Democrats in early August pulled even in national polling averages on which party voters would prefer to see in charge of Congress for the first time since last November. And after lagging behind Republicans on voting enthusiasm most of the year, Democrats also have gained, with 66% of Democrats versus 68% of Republicans saying they have a “high interest” in voting this year, according to an NBC News poll taken Aug. 12-16.
The Trump Factor
“Trump has put himself back on the ballot through these extremist candidates,” said Sarah Longwell, an anti-Trump Republican strategist and publisher of the conservative website The Bulwark.

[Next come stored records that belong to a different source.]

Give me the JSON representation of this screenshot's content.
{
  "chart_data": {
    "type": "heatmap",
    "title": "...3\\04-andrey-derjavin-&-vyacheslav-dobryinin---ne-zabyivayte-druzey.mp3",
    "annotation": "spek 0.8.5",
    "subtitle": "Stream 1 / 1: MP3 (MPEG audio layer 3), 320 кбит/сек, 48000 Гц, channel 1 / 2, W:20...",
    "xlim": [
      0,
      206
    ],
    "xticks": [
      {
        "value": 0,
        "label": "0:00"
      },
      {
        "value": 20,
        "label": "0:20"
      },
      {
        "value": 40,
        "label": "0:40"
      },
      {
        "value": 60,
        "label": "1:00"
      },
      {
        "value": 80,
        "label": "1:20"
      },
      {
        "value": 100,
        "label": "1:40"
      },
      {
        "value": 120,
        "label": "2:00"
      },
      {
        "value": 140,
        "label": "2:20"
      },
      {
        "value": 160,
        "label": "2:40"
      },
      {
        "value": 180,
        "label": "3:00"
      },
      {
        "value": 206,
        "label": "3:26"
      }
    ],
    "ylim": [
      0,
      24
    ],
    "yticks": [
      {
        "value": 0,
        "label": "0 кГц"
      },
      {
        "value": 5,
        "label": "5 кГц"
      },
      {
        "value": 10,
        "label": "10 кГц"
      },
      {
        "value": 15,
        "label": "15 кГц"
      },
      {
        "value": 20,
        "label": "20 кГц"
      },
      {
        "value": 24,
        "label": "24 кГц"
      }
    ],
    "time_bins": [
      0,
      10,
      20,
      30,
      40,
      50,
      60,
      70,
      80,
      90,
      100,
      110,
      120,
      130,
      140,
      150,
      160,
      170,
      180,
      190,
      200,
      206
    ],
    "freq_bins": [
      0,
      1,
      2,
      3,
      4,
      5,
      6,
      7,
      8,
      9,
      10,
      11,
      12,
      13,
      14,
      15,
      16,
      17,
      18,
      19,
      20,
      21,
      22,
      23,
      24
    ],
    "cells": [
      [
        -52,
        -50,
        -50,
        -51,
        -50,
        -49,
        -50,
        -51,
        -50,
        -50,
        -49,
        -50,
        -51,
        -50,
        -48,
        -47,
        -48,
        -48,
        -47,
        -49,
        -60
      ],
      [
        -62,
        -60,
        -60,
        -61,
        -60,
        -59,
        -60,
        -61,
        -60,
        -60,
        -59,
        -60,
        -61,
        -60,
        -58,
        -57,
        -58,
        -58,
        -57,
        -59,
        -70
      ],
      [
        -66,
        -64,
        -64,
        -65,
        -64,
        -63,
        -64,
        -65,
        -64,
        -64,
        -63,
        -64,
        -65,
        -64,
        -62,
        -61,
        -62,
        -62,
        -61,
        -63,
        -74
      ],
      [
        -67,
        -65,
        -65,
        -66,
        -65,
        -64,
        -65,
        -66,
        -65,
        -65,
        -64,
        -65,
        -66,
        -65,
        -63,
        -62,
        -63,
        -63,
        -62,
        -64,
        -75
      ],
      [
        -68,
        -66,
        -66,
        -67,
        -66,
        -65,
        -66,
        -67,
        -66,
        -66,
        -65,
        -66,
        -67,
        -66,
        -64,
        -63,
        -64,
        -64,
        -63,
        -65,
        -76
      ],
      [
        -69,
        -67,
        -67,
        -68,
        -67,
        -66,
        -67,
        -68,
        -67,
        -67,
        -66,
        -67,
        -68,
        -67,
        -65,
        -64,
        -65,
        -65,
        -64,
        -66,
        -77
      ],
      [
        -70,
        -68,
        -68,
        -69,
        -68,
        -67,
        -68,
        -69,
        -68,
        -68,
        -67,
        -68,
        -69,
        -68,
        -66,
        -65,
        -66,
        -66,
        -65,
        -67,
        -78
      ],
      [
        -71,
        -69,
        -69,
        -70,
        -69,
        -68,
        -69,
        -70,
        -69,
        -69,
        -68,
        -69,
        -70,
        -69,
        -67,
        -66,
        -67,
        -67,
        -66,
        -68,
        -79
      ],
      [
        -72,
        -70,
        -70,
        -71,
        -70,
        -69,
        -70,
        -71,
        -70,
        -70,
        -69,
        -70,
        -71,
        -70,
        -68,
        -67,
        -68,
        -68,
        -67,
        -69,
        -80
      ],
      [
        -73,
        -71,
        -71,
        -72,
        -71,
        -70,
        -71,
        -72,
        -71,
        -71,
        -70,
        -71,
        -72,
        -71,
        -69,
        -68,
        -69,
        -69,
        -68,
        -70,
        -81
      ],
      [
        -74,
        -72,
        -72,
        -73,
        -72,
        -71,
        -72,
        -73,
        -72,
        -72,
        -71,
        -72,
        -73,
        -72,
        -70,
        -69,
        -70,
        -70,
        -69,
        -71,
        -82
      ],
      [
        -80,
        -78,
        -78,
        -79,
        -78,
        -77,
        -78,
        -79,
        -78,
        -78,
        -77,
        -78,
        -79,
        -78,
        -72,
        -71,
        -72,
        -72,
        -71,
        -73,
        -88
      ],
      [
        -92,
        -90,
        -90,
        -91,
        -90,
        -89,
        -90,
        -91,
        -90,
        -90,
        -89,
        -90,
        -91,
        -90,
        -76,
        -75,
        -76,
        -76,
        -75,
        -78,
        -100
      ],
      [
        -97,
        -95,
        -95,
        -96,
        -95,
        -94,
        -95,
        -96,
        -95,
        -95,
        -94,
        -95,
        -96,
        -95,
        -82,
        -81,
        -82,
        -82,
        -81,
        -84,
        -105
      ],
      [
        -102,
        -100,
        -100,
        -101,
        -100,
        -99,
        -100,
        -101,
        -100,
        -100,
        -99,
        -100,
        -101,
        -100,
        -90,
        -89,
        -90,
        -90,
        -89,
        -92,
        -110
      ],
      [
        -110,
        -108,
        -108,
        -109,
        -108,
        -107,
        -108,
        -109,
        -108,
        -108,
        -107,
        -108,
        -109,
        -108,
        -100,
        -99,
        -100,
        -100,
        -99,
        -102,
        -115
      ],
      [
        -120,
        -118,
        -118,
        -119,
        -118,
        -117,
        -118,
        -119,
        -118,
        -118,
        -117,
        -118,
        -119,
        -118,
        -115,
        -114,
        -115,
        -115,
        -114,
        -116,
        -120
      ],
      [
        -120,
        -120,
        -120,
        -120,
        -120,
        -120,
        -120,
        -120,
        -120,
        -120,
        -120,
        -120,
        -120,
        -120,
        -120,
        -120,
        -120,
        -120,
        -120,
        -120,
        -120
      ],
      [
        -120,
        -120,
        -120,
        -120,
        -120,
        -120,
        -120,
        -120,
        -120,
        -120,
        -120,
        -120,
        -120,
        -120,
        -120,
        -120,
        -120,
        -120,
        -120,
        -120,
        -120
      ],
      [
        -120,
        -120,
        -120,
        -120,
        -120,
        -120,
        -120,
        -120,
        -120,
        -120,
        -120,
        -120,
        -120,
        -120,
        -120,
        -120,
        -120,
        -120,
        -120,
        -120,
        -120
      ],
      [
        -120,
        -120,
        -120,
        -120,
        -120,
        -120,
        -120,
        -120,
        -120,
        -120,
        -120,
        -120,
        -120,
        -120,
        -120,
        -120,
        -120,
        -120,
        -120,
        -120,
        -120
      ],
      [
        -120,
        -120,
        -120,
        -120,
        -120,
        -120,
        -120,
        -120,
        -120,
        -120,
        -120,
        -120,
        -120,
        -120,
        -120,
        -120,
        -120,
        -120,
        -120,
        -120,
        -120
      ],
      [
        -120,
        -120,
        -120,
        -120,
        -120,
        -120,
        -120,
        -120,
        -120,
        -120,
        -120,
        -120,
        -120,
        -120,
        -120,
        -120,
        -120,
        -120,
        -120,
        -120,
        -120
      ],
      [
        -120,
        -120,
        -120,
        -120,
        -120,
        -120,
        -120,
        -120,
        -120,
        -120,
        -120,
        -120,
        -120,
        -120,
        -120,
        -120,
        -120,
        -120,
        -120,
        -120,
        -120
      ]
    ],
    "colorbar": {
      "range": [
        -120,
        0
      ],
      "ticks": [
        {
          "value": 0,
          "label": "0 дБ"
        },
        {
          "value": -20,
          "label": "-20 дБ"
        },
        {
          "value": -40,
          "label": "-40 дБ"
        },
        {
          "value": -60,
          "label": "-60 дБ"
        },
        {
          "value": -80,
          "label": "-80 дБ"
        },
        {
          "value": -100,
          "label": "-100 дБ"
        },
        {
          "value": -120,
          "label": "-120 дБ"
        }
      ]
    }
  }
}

Longwell, who conducts voter focus groups on a weekly basis, said college-educated suburban women voters, a swing constituency she follows that leaned toward Biden in 2020, had been gravitating back to Republicans last year amid frustration over school coronavirus restrictions, crime and inflation but are now being repelled by the GOP again.
The surge in mostly Democratic-leaning women registering to vote has broader ramifications than mere numbers added to voter rolls. Not only are newly registered voters especially likely to cast ballots in the coming election but they are a telling gauge of a constituency’s mobilization, said Tom Bonier, TargetSmart’s chief executive officer.
“Registration trends can be a good indicator of intensity,” Bonier said. “If you see a group that is surging in registration, you should expect to see higher turnout from that group.”